Damn Raccoons. This Means War.


I hate you.

Every Sunday, starting in early August, I like to take a moment before my sister's family and I sit down for our weekly dinner to inspect the Italian plum tree out back of their house. It's a greedy kind of inspection, because for the past two years, the tree (on a vacant lot covered in brambles and spider webs) has been supplying us with six months' worth of jam, plus a couple bottles of plum liqueur and ratafia. The late spring had made the fruit sparse this year, but I figured we could still get 20-30 pounds off the tree. Until they started disappearing. Then they weren't there at all.

"Raccoons," said my brother-in-law. "A whole family of them. We've been hearing them in the trees the past month."

Chalk one up to nature, I thought. At least I have other sources. Maggie D. has promised me some from her tree. And my friend Anne said that she had a friend in Newcastle who had an overabundant tree. We scheduled a trip to harvest it on Sunday.
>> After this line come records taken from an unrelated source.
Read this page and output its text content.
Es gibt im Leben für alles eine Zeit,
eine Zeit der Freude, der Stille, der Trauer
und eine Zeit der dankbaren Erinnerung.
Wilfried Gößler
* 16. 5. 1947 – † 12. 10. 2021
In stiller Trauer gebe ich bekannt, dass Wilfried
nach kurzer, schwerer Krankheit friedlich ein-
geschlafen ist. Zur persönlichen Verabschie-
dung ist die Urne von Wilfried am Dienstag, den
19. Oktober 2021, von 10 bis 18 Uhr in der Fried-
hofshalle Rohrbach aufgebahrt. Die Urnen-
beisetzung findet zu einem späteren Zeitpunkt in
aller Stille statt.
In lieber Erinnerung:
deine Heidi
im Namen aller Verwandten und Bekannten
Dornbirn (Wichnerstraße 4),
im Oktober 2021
Until I got a call on Saturday evening. "Raccoons and deers," Anne said, sadly. "They've stripped the tree this week. My friend doesn't think there are any left."

Maggie, you are now my only hope. I expect you to be guarding your backyard with a pellet gun and a sneer. As for you, fellow opportunistic omnivores, someday I will exact my revenge.

Is this just a run of bad luck on my part, or are raccoons invading Seattle?